Eligible patients for the study included outpatients, ages 18 to 80 years, with a confirmed history of COVID-19 (positive nasopharyngeal swab for SARS-CoV-2), and anosmia/hyposmia confirmed with the 16-pen version of the Burghart Sniffin’ Sticks psychophysical test (I score 0–16), with olfactory impairment persisting ≥ 180 days (6 months) after a subsequent negative COVID-19 nasopharyngeal swab. Chronic olfactory dysfunction after SARS-CoV-2 thus served as a marker for long COVID, and signed informed consent was obtained from all the individuals opting to participate in the study.

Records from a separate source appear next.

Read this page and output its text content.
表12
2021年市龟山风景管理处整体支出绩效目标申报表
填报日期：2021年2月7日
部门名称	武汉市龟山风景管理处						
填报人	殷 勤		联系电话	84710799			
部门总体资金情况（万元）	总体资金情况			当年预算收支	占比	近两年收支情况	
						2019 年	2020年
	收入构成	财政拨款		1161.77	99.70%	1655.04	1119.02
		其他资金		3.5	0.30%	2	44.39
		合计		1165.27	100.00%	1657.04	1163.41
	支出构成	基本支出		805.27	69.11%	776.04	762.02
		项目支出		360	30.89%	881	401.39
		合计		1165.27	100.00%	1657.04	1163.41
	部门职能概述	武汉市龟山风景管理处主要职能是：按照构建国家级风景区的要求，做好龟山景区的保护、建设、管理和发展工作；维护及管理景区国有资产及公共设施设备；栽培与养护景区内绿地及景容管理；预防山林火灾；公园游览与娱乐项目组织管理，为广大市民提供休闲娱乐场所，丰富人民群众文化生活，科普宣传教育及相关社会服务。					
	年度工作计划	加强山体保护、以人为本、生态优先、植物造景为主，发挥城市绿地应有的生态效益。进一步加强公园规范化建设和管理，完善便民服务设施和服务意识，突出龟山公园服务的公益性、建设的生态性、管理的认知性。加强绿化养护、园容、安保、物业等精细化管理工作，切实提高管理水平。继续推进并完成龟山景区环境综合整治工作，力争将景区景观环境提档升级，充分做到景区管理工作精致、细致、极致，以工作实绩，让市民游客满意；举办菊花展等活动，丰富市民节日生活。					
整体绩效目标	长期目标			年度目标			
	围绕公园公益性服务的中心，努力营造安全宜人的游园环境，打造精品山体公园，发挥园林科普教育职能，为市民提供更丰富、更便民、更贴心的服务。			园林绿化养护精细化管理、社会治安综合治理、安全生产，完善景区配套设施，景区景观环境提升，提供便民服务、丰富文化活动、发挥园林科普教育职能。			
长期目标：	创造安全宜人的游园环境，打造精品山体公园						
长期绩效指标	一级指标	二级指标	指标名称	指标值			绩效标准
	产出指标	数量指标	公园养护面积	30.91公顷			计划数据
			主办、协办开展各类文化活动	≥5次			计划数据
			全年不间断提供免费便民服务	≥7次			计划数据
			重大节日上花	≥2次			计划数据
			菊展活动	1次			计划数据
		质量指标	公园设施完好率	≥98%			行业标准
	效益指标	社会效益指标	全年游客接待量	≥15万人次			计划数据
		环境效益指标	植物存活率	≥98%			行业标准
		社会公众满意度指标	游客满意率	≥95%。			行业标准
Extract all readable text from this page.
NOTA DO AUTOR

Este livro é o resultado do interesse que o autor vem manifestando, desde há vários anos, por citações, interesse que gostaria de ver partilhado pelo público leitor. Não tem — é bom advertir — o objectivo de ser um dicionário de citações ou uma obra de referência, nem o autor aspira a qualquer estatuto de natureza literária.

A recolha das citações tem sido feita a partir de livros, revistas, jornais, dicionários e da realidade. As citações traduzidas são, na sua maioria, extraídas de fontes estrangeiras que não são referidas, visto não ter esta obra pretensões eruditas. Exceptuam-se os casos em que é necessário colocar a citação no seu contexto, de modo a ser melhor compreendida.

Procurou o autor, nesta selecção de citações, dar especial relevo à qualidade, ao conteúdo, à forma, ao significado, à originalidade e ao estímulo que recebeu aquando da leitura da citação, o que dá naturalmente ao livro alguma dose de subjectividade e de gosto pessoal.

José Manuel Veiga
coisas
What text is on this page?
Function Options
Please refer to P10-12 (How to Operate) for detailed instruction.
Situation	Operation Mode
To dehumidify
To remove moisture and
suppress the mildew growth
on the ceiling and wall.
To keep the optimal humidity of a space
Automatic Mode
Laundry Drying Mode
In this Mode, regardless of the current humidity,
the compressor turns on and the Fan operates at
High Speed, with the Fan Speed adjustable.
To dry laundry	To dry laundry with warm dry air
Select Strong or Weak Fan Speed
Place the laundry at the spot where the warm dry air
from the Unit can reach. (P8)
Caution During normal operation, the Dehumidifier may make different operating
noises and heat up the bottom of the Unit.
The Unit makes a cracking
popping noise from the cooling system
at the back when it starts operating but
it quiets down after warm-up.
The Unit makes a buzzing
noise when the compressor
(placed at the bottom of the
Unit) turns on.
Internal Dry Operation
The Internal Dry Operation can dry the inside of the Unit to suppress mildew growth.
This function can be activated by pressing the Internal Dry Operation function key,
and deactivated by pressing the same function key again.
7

Exclusion criteria included a previous history of olfactory–gustatory disorders, previous known/perceived/referred disorders of memory, active chemotherapy or treatment with estrogen inhibitors (aromatase), impaired cognitive function, history of neurodegenerative disease (Alzheimer’s and Parkinson’s disease), medical therapy with known detrimental effects on olfactory function, the presence of active rhinologic disorders (sinusitis, rhinosinusitis, sinonasal polyposis, atrophic rhinitis, allergy) at the time of enrollment, history or chemoradiotherapy of the head and neck region, history of stroke or neurotrauma, severe nasal blockage from stenosis or deformity, severe psychiatric illness (e.g., schizophrenia, bipolar disorder, olfactory hallucination), previous sinonasal or nasopharyngeal tumors, or corticosteroid therapy used to treat olfactory dysfunction within the previous 30 days. Additionally, any of the patients who were using medications with anti-inflammatory or immune-modulating effects that could either independently reduce inflammation or interfere with PEA-LUT were excluded from the study.